Electronic Design
DNN Popularity Drives NVidia’s Jetson TX2

DNN Popularity Drives NVidia’s Jetson TX2

NVidia just released its Jetson TX2, and it’s finding its way into all sorts of platforms.

The increased interest in deep neural nets (DNNs) and deep learning are driving the popularity of platforms like NVidia’s Jetson TX2 (Fig. 1). The 50-mm by 87-mm Jetson TX2 module has a 256-core NVIDIA Pascal GPU, a pair of 64-bit NVIDIA Denver 2 ARM-compatible cores, and four 64-bit ARM A57 cores. It delivers 2 TFLOPs of single precision performance.

The Jetson TX2 supports NVidia’s CUDA programmer environment as well as the cuDNN (CUDA deep neural network) platform, allowing it to support deep-learning frameworks like Caffe and Tensorflow.

Fig. 1

1. NVidia’s Jetson TX2 has a 256-core NVIDIA Pascal GPU that delivers 2 TFLOPs of performance.
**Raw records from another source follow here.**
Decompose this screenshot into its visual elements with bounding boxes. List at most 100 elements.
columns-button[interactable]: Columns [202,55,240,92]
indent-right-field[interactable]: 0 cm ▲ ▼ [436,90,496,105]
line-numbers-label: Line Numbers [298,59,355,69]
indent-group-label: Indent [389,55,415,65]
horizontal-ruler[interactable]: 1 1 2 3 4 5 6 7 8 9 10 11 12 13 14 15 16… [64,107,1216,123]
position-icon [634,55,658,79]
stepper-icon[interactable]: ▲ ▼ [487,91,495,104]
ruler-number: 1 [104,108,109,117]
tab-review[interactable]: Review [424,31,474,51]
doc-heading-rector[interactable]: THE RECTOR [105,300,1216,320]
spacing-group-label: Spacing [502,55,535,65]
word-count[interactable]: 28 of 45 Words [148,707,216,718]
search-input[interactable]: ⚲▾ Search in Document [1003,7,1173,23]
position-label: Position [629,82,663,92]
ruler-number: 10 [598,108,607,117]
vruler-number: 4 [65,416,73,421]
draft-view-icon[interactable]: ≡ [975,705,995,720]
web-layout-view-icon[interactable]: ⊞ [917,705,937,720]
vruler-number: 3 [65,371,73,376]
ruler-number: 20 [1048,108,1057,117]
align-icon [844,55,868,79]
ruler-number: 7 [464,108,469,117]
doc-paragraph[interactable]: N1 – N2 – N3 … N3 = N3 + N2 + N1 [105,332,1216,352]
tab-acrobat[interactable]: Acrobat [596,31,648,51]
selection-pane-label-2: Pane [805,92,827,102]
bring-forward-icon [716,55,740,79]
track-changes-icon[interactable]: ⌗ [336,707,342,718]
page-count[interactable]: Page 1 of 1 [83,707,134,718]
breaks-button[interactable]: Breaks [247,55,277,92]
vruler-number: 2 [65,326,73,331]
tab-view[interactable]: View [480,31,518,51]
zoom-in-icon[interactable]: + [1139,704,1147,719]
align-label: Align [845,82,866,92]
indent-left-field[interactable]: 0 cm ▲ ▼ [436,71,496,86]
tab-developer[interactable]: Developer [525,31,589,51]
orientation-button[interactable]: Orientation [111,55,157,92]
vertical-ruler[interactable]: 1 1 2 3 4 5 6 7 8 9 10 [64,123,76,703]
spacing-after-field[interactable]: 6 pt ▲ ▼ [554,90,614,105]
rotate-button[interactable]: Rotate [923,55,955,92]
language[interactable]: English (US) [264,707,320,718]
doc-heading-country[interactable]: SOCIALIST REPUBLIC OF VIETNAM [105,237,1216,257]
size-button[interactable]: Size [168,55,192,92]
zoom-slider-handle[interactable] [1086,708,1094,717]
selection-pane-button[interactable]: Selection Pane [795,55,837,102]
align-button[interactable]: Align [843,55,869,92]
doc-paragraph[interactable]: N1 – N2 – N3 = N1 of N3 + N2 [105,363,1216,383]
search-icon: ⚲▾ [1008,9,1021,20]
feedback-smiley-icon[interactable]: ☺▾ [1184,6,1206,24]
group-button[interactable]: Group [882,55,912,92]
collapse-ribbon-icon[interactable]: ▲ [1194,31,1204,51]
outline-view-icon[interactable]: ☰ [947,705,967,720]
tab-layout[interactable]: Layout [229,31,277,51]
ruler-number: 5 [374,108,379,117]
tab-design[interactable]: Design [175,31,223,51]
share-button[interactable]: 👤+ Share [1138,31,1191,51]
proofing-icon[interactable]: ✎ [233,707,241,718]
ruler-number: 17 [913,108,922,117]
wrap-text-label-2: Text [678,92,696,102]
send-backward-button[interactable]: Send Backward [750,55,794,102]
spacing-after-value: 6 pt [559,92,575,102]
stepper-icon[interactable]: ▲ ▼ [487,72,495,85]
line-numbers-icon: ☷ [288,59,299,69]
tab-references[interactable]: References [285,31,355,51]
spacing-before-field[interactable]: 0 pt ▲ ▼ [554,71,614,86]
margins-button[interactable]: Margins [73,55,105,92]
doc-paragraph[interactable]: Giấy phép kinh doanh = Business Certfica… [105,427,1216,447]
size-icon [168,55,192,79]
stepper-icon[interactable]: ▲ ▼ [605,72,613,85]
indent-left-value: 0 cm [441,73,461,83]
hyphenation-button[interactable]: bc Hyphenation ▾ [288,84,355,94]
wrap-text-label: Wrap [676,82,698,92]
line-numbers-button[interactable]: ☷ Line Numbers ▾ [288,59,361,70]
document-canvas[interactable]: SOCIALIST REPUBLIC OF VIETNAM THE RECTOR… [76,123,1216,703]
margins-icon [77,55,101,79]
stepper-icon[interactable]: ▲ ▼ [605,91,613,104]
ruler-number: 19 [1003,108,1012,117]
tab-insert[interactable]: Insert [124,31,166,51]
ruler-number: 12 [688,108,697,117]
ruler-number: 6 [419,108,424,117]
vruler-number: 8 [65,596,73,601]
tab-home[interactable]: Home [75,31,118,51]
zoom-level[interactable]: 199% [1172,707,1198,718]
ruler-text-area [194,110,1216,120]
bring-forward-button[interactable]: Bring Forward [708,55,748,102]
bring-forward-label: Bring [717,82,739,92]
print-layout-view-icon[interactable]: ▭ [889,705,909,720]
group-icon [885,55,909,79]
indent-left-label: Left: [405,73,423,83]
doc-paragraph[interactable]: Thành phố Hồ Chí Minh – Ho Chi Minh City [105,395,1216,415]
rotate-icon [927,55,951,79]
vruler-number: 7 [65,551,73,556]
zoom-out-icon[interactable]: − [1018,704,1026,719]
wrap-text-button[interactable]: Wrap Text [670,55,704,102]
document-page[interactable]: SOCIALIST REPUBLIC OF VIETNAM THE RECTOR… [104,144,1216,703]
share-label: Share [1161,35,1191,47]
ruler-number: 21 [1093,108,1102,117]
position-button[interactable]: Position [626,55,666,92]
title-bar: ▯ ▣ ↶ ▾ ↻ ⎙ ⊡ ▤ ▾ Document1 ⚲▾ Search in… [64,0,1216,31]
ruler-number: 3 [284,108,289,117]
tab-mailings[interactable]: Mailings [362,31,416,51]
The Jetson TX2 requires a carrier board to operate. NVidia’s development kit is good for checking out the module, but less so for deployment. Developers need to create their own carrier board or go with one of the many third-party products like Connect Tech’s Orbitty.

Connect Tech has a number of platforms that support the TX1 and TX2, including the 1U Jetson TX2 Array (Fig. 2) rack server that uses 24 modules. The modules are connected using their 1-Gbit Ethernet connections. These are tied together with an on-board switch that has two 10-Gbit and two 1-Gbit SFP+ ports. There is also an on-board, SMARC-based processor that supports three 2.5-in SATA drives and an out-of-band, 1-Gbit Ethernet port. The system has a pair of redundant power supplies.

Fig. 2

2. Connect Tech’s Jetson TX2 Array is a 1U rack server that has 24 modules.

Antmicro’s Deep Learning Kit (Fig. 3) supports NVidia’s Jetson TX1 and TX2. It was running Antmicro’s SegNet sequencing neural network that was trained to navigate a model car through city traffic with a propagation time of only 50 ms. The board supports up to 6 CSI-2 cameras.

Fig. 3

3. Antmicro’s Deep Learning Kit supports NVidia’s Jetson TX1 and TX2.

For very small systems, developers can use Connect Tech’s Sprocket (Fig. 4). The Sprocket exposes USB OTG and a 4 lane MIPI CSI-2 interface. It also has two 3.3-V UARTs, two I2Cs, and four GPIO pins. The wireless support is built into the Jetson TX1 and TX2, so that’s also available. It is ideal for SWaP-constrained systems such as drones.

Fig. 4

4. Connect Tech’s Sprocket supports the Jetson TX1 and TX2.